Dissenting scientific opinion is suppressed, sledgehammer-subtle propaganda
goons from hoardings and broadcast media almost exclusively recapitulate
government messaging. The public is encouraged to shop recalcitrant neighbours
and relatives to the authorities. Does this sound like somewhere else you know
of? Like Covid itself, lockdowns were exported from China, then espoused by the
World Health Organisation, a once reputable institution now largely captured by
China as well.
There were
other routes to managing this disease. Reliable, benevolent advice, financial
support for at-risk age groups, sequestration of Covid patients in healthcare
settings — methods that pandemic prepared-ness studies already commended.

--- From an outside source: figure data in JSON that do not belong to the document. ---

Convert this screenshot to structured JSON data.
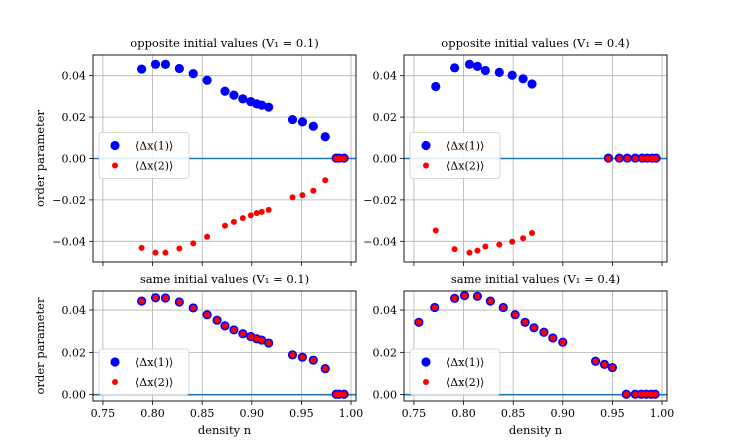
{
  "chart_data": [
    {
      "type": "scatter",
      "title": "opposite initial values (V₁ = 0.1)",
      "xlabel": "",
      "ylabel": "order parameter",
      "xlim": [
        0.74,
        1.005
      ],
      "ylim": [
        -0.05,
        0.05
      ],
      "yticks": [
        0.04,
        0.02,
        0.0,
        -0.02,
        -0.04
      ],
      "ytick_labels": [
        "0.04",
        "0.02",
        "0.00",
        "−0.02",
        "−0.04"
      ],
      "legend": [
        "⟨Δx(1)⟩",
        "⟨Δx(2)⟩"
      ],
      "legend_position": "center-left",
      "series": [
        {
          "name": "⟨Δx(1)⟩",
          "color": "#0000ff",
          "x": [
            0.789,
            0.803,
            0.813,
            0.827,
            0.841,
            0.855,
            0.873,
            0.882,
            0.891,
            0.899,
            0.905,
            0.91,
            0.917,
            0.941,
            0.951,
            0.962,
            0.974,
            0.985,
            0.988,
            0.993
          ],
          "y": [
            0.0432,
            0.0455,
            0.0455,
            0.0435,
            0.041,
            0.0378,
            0.0325,
            0.0306,
            0.0288,
            0.0275,
            0.0264,
            0.0258,
            0.0248,
            0.0188,
            0.0177,
            0.0156,
            0.0105,
            0.0002,
            0.0002,
            0.0002
          ]
        },
        {
          "name": "⟨Δx(2)⟩",
          "color": "#ff0000",
          "x": [
            0.789,
            0.803,
            0.813,
            0.827,
            0.841,
            0.855,
            0.873,
            0.882,
            0.891,
            0.899,
            0.905,
            0.91,
            0.917,
            0.941,
            0.951,
            0.962,
            0.974,
            0.985,
            0.988,
            0.993
          ],
          "y": [
            -0.0432,
            -0.0455,
            -0.0455,
            -0.0435,
            -0.041,
            -0.0378,
            -0.0325,
            -0.0306,
            -0.0288,
            -0.0275,
            -0.0264,
            -0.0258,
            -0.0248,
            -0.0188,
            -0.0177,
            -0.0156,
            -0.0105,
            0.0,
            0.0,
            0.0
          ]
        }
      ]
    },
    {
      "type": "scatter",
      "title": "opposite initial values (V₁ = 0.4)",
      "xlabel": "",
      "ylabel": "",
      "xlim": [
        0.74,
        1.005
      ],
      "ylim": [
        -0.05,
        0.05
      ],
      "yticks": [
        0.04,
        0.02,
        0.0,
        -0.02,
        -0.04
      ],
      "ytick_labels": [
        "0.04",
        "0.02",
        "0.00",
        "−0.02",
        "−0.04"
      ],
      "legend": [
        "⟨Δx(1)⟩",
        "⟨Δx(2)⟩"
      ],
      "legend_position": "center-left",
      "series": [
        {
          "name": "⟨Δx(1)⟩",
          "color": "#0000ff",
          "x": [
            0.772,
            0.791,
            0.806,
            0.814,
            0.822,
            0.836,
            0.849,
            0.86,
            0.869,
            0.946,
            0.957,
            0.965,
            0.973,
            0.98,
            0.985,
            0.99,
            0.994
          ],
          "y": [
            0.0348,
            0.0438,
            0.0455,
            0.0445,
            0.0425,
            0.0416,
            0.0402,
            0.0385,
            0.036,
            0.0002,
            0.0002,
            0.0002,
            0.0002,
            0.0002,
            0.0002,
            0.0002,
            0.0002
          ]
        },
        {
          "name": "⟨Δx(2)⟩",
          "color": "#ff0000",
          "x": [
            0.772,
            0.791,
            0.806,
            0.814,
            0.822,
            0.836,
            0.849,
            0.86,
            0.869,
            0.946,
            0.957,
            0.965,
            0.973,
            0.98,
            0.985,
            0.99,
            0.994
          ],
          "y": [
            -0.0348,
            -0.0438,
            -0.0455,
            -0.0445,
            -0.0425,
            -0.0416,
            -0.0402,
            -0.0385,
            -0.036,
            0.0,
            0.0,
            0.0,
            0.0,
            0.0,
            0.0,
            0.0,
            0.0
          ]
        }
      ]
    },
    {
      "type": "scatter",
      "title": "same initial values (V₁ = 0.1)",
      "xlabel": "density n",
      "ylabel": "order parameter",
      "xlim": [
        0.74,
        1.005
      ],
      "ylim": [
        -0.003,
        0.049
      ],
      "xticks": [
        0.75,
        0.8,
        0.85,
        0.9,
        0.95,
        1.0
      ],
      "xtick_labels": [
        "0.75",
        "0.80",
        "0.85",
        "0.90",
        "0.95",
        "1.00"
      ],
      "yticks": [
        0.04,
        0.02,
        0.0
      ],
      "ytick_labels": [
        "0.04",
        "0.02",
        "0.00"
      ],
      "legend": [
        "⟨Δx(1)⟩",
        "⟨Δx(2)⟩"
      ],
      "legend_position": "lower-left",
      "series": [
        {
          "name": "⟨Δx(1)⟩",
          "color": "#0000ff",
          "x": [
            0.789,
            0.803,
            0.813,
            0.827,
            0.841,
            0.855,
            0.865,
            0.873,
            0.882,
            0.891,
            0.899,
            0.905,
            0.91,
            0.917,
            0.941,
            0.951,
            0.962,
            0.974,
            0.985,
            0.988,
            0.993
          ],
          "y": [
            0.0442,
            0.0458,
            0.0457,
            0.0438,
            0.041,
            0.0378,
            0.0352,
            0.0325,
            0.0306,
            0.0288,
            0.0275,
            0.0264,
            0.0258,
            0.0244,
            0.0188,
            0.0177,
            0.0163,
            0.0123,
            0.0002,
            0.0002,
            0.0002
          ]
        },
        {
          "name": "⟨Δx(2)⟩",
          "color": "#ff0000",
          "x": [
            0.789,
            0.803,
            0.813,
            0.827,
            0.841,
            0.855,
            0.865,
            0.873,
            0.882,
            0.891,
            0.899,
            0.905,
            0.91,
            0.917,
            0.941,
            0.951,
            0.962,
            0.974,
            0.985,
            0.988,
            0.993
          ],
          "y": [
            0.0442,
            0.0458,
            0.0457,
            0.0438,
            0.041,
            0.0378,
            0.0352,
            0.0325,
            0.0306,
            0.0288,
            0.0275,
            0.0264,
            0.0258,
            0.0244,
            0.0188,
            0.0177,
            0.0163,
            0.0123,
            0.0002,
            0.0002,
            0.0002
          ]
        }
      ]
    },
    {
      "type": "scatter",
      "title": "same initial values (V₁ = 0.4)",
      "xlabel": "density n",
      "ylabel": "",
      "xlim": [
        0.74,
        1.005
      ],
      "ylim": [
        -0.003,
        0.049
      ],
      "xticks": [
        0.75,
        0.8,
        0.85,
        0.9,
        0.95,
        1.0
      ],
      "xtick_labels": [
        "0.75",
        "0.80",
        "0.85",
        "0.90",
        "0.95",
        "1.00"
      ],
      "yticks": [
        0.04,
        0.02,
        0.0
      ],
      "ytick_labels": [
        "0.04",
        "0.02",
        "0.00"
      ],
      "legend": [
        "⟨Δx(1)⟩",
        "⟨Δx(2)⟩"
      ],
      "legend_position": "lower-left",
      "series": [
        {
          "name": "⟨Δx(1)⟩",
          "color": "#0000ff",
          "x": [
            0.755,
            0.771,
            0.791,
            0.801,
            0.814,
            0.827,
            0.84,
            0.852,
            0.862,
            0.871,
            0.881,
            0.89,
            0.9,
            0.933,
            0.942,
            0.95,
            0.964,
            0.973,
            0.979,
            0.984,
            0.989,
            0.993
          ],
          "y": [
            0.0342,
            0.0412,
            0.0455,
            0.0468,
            0.0465,
            0.0442,
            0.0412,
            0.0378,
            0.0342,
            0.0316,
            0.0295,
            0.0268,
            0.0248,
            0.0158,
            0.0143,
            0.0128,
            0.0002,
            0.0002,
            0.0002,
            0.0002,
            0.0002,
            0.0002
          ]
        },
        {
          "name": "⟨Δx(2)⟩",
          "color": "#ff0000",
          "x": [
            0.755,
            0.771,
            0.791,
            0.801,
            0.814,
            0.827,
            0.84,
            0.852,
            0.862,
            0.871,
            0.881,
            0.89,
            0.9,
            0.933,
            0.942,
            0.95,
            0.964,
            0.973,
            0.979,
            0.984,
            0.989,
            0.993
          ],
          "y": [
            0.0342,
            0.0412,
            0.0455,
            0.0468,
            0.0465,
            0.0442,
            0.0412,
            0.0378,
            0.0342,
            0.0316,
            0.0295,
            0.0268,
            0.0248,
            0.0158,
            0.0143,
            0.0128,
            0.0002,
            0.0002,
            0.0002,
            0.0002,
            0.0002,
            0.0002
          ]
        }
      ]
    }
  ],
  "reference_line": {
    "y": 0.0,
    "color": "#1f77b4"
  },
  "grid": true
}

Instead, most of the West abandoned once-sacrosanct principles on a dime, and
democratic governments fell over themselves in their eagerness to copy not only
one another, but China. In so doing, our politicians have demoted our civil
rights to privileges — ever provisional, readily revoked, restored only if
we’re terribly good, like children hoping for presents from Santa. So-called
rights — to free movement, free association, free speech — now resemble the
‘social credits’ Chinese AI apps award for paying your bills and refraining
from jaywalking. Thus the West kisses goodbye its last few square inches of
moral high ground. Under stress, the West is demonstrably as authoritarian as
the CCP. The supreme ideals of harmony and safety are peas in a pod.
What’s
especially unnerving about the ever more efficient, all-seeing and
all-controlling CCP is the purely mechanical vision of civilisation that
constitutes this trend’s natural end point. What’s a society for? To work
smoothly and frictionlessly, like a coffee-table widget? To ensure all citizens
help the contraption function, like securely tightened screws? Science fiction
has long capitalised on the westerner’s instinctive horror of a social machine
that works too well. Our competing vision has traditionally entailed an element
of disorder. Western liberty allows for creativity and even, quietly, the
breaking of rules. It’s a burden, granted, but in the West the purpose of our
lives is for us each to determine. Altruism is a choice.
As China
exalts tranquillity and obedience — harmony — we now exalt public health. For
the past year, we’ve nobly made personal sacrifices for the perceived
well-being of the whole. Meanwhile, all other values have taken a backseat:
friendship, family, curiosity and adventure, art. But health as a value is
mechanical. Some advisers of the Johnson government actually want not only mask
mandates but social distancing to remain in effect for the foreseeable. That
would indefinitely eliminate ‘household mixing’, otherwise known as having a
life; an audience for sports, cinema, music, lectures and all other live
performance; festivals of every stripe; financially viable restaurants and
pubs; shared religious observance and extended family celebrations of Christmas,
Easter, Passover or Eid; crowded weddings, funerals, baby showers and
graduations. But who cares? Barring non-Covid calamity, we would be well. Our
individual bodies would physically function, even as the larger body politic
would continue to sicken.
The retired
Supreme Court Justice Jonathan Sumption observed mournfully last week that
constraints on the state are mere conventions. But a state can do anything,
really. And now the British state has done anything. Ask the Chinese (or George
Orwell): totalitarianism reliably masquerades as patriotism. Submitting to an
authority who knows better is always for our own good.